Neighborhood Change

Gentrification is neighborhood change that results in one group of people being replaced by another in a way that reflects the elimination/marginalization of the less fortunate/privileged group. In Washington D.C ., like many other metropolitan areas around the world, this has often fallen along racial, ethnic and economic lines. Gentrification reflects broad and global structural adjustments going on in the U.S. national and in international economies, and recent decades show increasing involvement by the state (i.e., local and county government officials). It is one of the most significant and widely discussed processes happening in urban communities today.

To reinforce and expand ACM’s engagement with its local urban communities, Anacostia Community Museum is developing a project examining neighborhood change, gentrification, and changing demographics. The project will focus on selected neighborhoods in the Washington DC metropolitan area. Museum educational programs, research, documentation, and the resulting exhibition will highlight diverse social issues and research queries, including: memory and neighborhood change; land use and the role of zoning and planning; demographic change, immigration, and migration; attitudes about neighborhood change; suburbanization of poverty; and infrastructure and community development.

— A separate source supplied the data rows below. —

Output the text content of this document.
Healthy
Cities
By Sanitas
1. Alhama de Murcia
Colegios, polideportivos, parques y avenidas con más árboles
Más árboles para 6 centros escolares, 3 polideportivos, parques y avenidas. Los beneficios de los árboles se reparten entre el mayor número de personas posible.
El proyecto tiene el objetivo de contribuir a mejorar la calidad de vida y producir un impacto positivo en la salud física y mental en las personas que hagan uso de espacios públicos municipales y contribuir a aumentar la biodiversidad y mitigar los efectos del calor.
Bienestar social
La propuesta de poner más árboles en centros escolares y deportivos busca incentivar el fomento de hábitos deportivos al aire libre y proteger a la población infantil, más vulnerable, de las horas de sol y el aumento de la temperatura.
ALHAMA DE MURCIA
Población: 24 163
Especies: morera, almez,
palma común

The museum’s approach to this subject calls attention to the social history underlying gentrification, and brings historical research and neighborhood documentation to the effort. The process for developing the ACM project seeks to enhance the capacity of neighborhood groups to recover and preserve their own community histories by sharing museum research and documentation results through public programs and online media. Through collaborative educational programming, ACM will work with other organizations to highlight publicly available information and resources on neighborhood change. Museum public programs will also bring together stakeholders of diverse perspectives to facilitate public discourse on different issues involving neighborhood change.